Otra semana de crisis política en Colombia. La tormenta desatada por el robo de una suma de dinero aún no precisada de la residencia privada de la otrora jefe de Gabinete, Laura Sarabia, no amaina. Más bien todo lo contrario. Arreció tras los señalamientos formulados a la revista Semana por un testigo anónimo que habla ahora de la desaparición de insólitas sumas de dinero que serían del presidente Petro, las que habrían originado el escándalo que atarzana a su Gobierno.
El jefe de Estado lo niega. Sale al contrataque, asegurando que el perturbador testimonio esconde un “interés difamatorio en su contra para minar la confianza ciudadana” y reclama pruebas. Ciertamente, ese es el deber ser de una acusación tan delicada y, por tanto, quien denuncia tendría que acudir sin falta a las autoridades para entregar sus evidencias.

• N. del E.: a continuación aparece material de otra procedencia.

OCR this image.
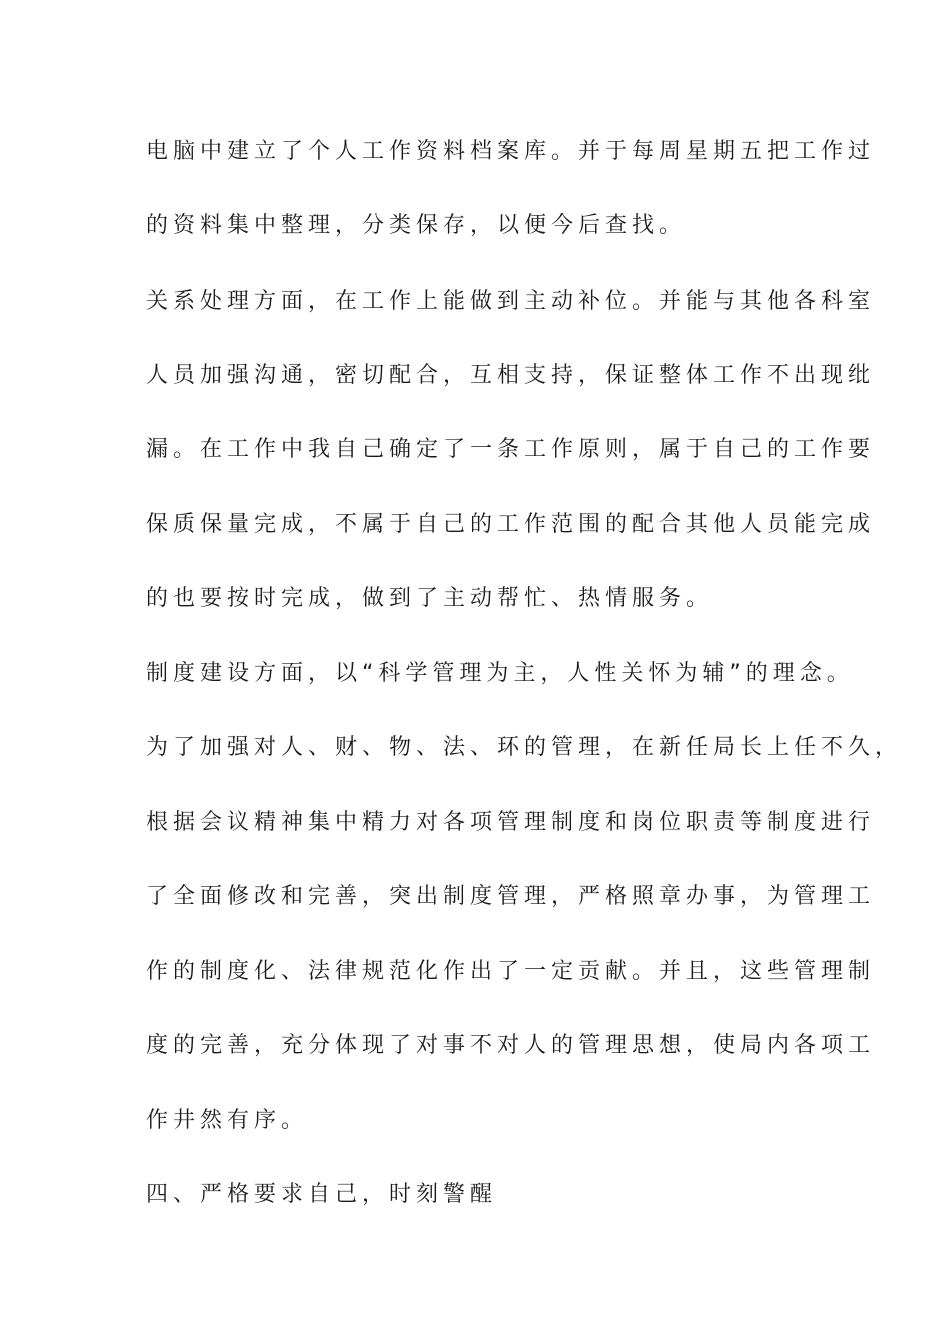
电脑中建立了个人工作资料档案库。并于每周星期五把工作过

的资料集中整理，分类保存，以便今后查找。

关系处理方面，在工作上能做到主动补位。并能与其他各科室

人员加强沟通，密切配合，互相支持，保证整体工作不出现纰

漏。在工作中我自己确定了一条工作原则，属于自己的工作要

保质保量完成，不属于自己的工作范围的配合其他人员能完成

的也要按时完成，做到了主动帮忙、热情服务。

制度建设方面，以“科学管理为主，人性关怀为辅”的理念。

为了加强对人、财、物、法、环的管理，在新任局长上任不久，

根据会议精神集中精力对各项管理制度和岗位职责等制度进行

了全面修改和完善，突出制度管理，严格照章办事，为管理工

作的制度化、法律规范化作出了一定贡献。并且，这些管理制

度的完善，充分体现了对事不对人的管理思想，使局内各项工

作井然有序。

四、严格要求自己，时刻警醒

En la disparatada carrera de insucesos que mantiene expectante a la opinión pública, además debatiéndose entre la contrariedad, el aturdimiento o el desengaño, lo peor es, sin duda, el desconcertante y aún no esclarecido deceso del coronel de la policía Óscar Dávila, pieza clave en el interrogatorio e interceptaciones ilegales a Marelbys Meza, la niñera a la que hicieron pasar como integrante del Clan del Golfo. Imprescindible que la Fiscalía General revele con absoluta certeza la causa exacta de la muerte del uniformado certificada por Medicina Legal, así como las principales líneas de investigación sobre un hecho que no ha tenido un manejo responsable.

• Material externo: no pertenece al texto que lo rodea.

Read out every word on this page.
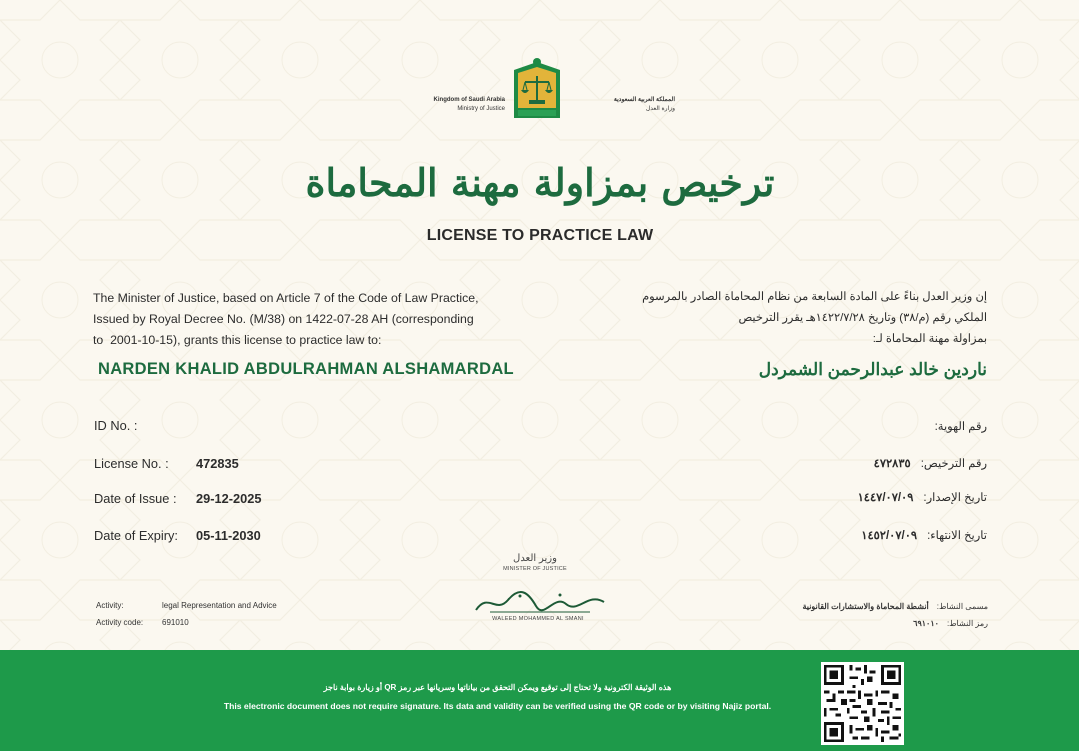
Kingdom of Saudi Arabia
Ministry of Justice
المملكة العربية السعودية
وزارة العدل
ترخيص بمزاولة مهنة المحاماة
LICENSE TO PRACTICE LAW
The Minister of Justice, based on Article 7 of the Code of Law Practice,
Issued by Royal Decree No. (M/38) on 1422-07-28 AH (corresponding
to  2001-10-15), grants this license to practice law to:
إن وزير العدل بناءً على المادة السابعة من نظام المحاماة الصادر بالمرسوم
الملكي رقم (م/٣٨) وتاريخ ١٤٢٢/٧/٢٨هـ يقرر الترخيص
بمزاولة مهنة المحاماة لـ:
NARDEN KHALID ABDULRAHMAN ALSHAMARDAL	ناردين خالد عبدالرحمن الشمردل
ID No. :
License No. : 472835
Date of Issue : 29-12-2025
Date of Expiry: 05-11-2030
رقم الهوية:
رقم الترخيص:٤٧٢٨٣٥
تاريخ الإصدار:١٤٤٧/٠٧/٠٩
تاريخ الانتهاء:١٤٥٢/٠٧/٠٩
وزير العدل
MINISTER OF JUSTICE
WALEED MOHAMMED AL SMANI
Activity:	legal Representation and Advice
Activity code: 691010
مسمى النشاط:أنشطة المحاماة والاستشارات القانونية
رمز النشاط:٦٩١٠١٠
هذه الوثيقة الكترونية ولا تحتاج إلى توقيع ويمكن التحقق من بياناتها وسريانها عبر رمز QR أو زيارة بوابة ناجز
This electronic document does not require signature. Its data and validity can be verified using the QR code or by visiting Najiz portal.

Demasiadas voces del Gobierno se han apresurado a entregar su concepto sobre esta muerte, quebrando por completo la moderación institucional que demanda un asunto tan sensible. Es de sentido común, el primero que suele perderse. Aunque les asista derecho de guardar silencio, quienes están en capacidad de contribuir a esclarecer los sórdidos episodios de presuntas chuzadas, abusos de poder, pérdida de dinero, financiación irregular de la campaña presidencial o pago a abogados con cuestionados recursos, no deberían renunciar a ofrecer su versión en la Fiscalía o la Procuraduría, cuando sean citados, como ha sucedido durante los últimos días.
Es el momento de la verdad, ahora que el desfile de los implicados ante los entes de control ha iniciado. Si no asisten o se niegan a declarar, el país continuará bamboleándose en la penumbra del oscurantismo por la larga sombra de supuesta corrupción, viejas prácticas clientelistas o acusaciones aún mayores que van repartiendo dudas sobre la transparencia e integridad de quienes son parte del Ejecutivo o lo eran, del propio mandatario o de algún miembro de su familia. Si como reza el refrán popular: el que nada debe, nada teme, ¿no deberían ser los señalados en esta crisis de proporciones mayúsculas los más interesados en limpiar su nombre y, de paso, borrar cualquier atisbo de tacha en la honorabilidad del presidente Gustavo Petro?
Como hemos advertido en este mismo espacio, al jefe de Estado se le acumulan los pendientes. Esos inevitables impactos del desgaste de quien gobierna le pasan factura con especial aspereza, además con gran velocidad, por los muchos conflictos abiertos a menos de un año de instalarse en la Casa de Nariño. Seguramente incide que el suyo sea el primer Gobierno progresista en la historia de Colombia.
De todos es bien sabido que las transformaciones cuestan: las planteadas inicialmente en el Congreso fueron en exceso ambiciosas y, sobre todo, requerían de consensos, negociación, credibilidad y gobernabilidad, elementos esenciales que se han ido perdiendo. Buena parte de ellas amenaza naufragio. Así que no es comprensible que el presidente siga dilapidando su capital político en confrontaciones estériles para escudar errores, una gestión discutible, su deriva autoritaria o peculiar forma de entender el poder. Es cuestión de prudencia.
Tampoco es viable que se atrinchere de manera indefinida en la arenga de la guerra judicial o golpe blando que promueve, dentro y fuera de Colombia. La retórica del victimismo, las confabulaciones, la persecución que en su contra han emprendido, a su juicio, determinados sectores políticos, económicos, judiciales y de la prensa, solo incentiva peligrosas formas de vendettas, incluso entre ciudadanos de a pie. Hemos sido testigos. Mala cosa, cuando los escenarios de estabilidad se ven distantes.
En Colombia, donde todo es grave, pero nada es serio, lo que ocurre en este momento en los círculos del poder político no es sencillo de entender ni asimilar por el radicalismo o fanatismo que se imponen. La realidad se confunde con la especulación y cuesta cada vez más distinguir la verdad de la mentira con un saldo devastador. En definitiva, la suma de crisis nos golpea a todos, dejándonos con apenas fuerzas para seguir.